Turbulence measurements are made in a novel gas turbine rig facility recently used to study combustor-turbine interactions in jet engines [1]. The rig is capable of numerous area traverses surrounding engine turbine nozzle guide vanes (NGVs). The rig is unique in that complete engine hardware of the annular combustion subsystem is used to simulate the upstream flow entering the turbine. The rig operates at cold, near-atmospheric conditions. The turbulence measurements include both the turbulence intensities and lengthscales and span an area over a single combustor sector. Axial measurement planes include locations both upstream and downstream of the real engine hardware NGVs.
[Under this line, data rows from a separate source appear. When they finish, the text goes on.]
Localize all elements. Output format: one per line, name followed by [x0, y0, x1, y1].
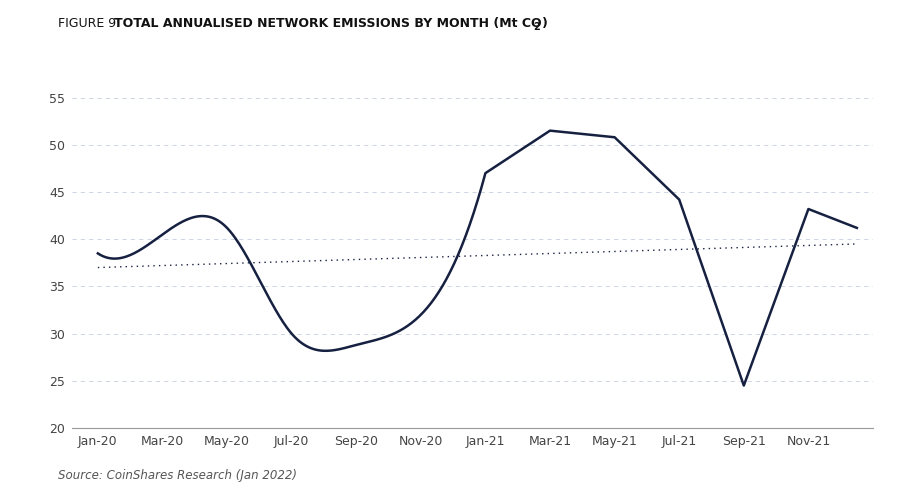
Text: FIGURE 9:: FIGURE 9:: [58, 17, 125, 30]
Text: Source: CoinShares Research (Jan 2022): Source: CoinShares Research (Jan 2022): [58, 469, 298, 482]
Text: TOTAL ANNUALISED NETWORK EMISSIONS BY MONTH (Mt CO: TOTAL ANNUALISED NETWORK EMISSIONS BY MO…: [114, 17, 542, 30]
Text: 2: 2: [533, 22, 540, 32]
Text: ): ): [542, 17, 548, 30]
The upstream plane corresponds to a conventional combustor-turbine interface plane. In [1], pressure, velocity, and passive scalar mixing measurements were presented along with RANS CFD predictions. Here, in addition to the newly measured turbulence quantities, large-eddy simulations (LES) are performed for the complete, coupled combustor-turbine system.

Good agreement between rig data and CFD is seen at the combustor-turbine interface, with LES yielding improved predictions over RANS. For the flow through the NGV passages, vortex visualizations of the simulated flowfields show significant differences to the classic, commonly accepted picture of Langston [2] and others [3]. The difference is attributed to the high turbulence levels created by the combustor. The impact of the limitations of the combustor-turbine rig on these findings is discussed.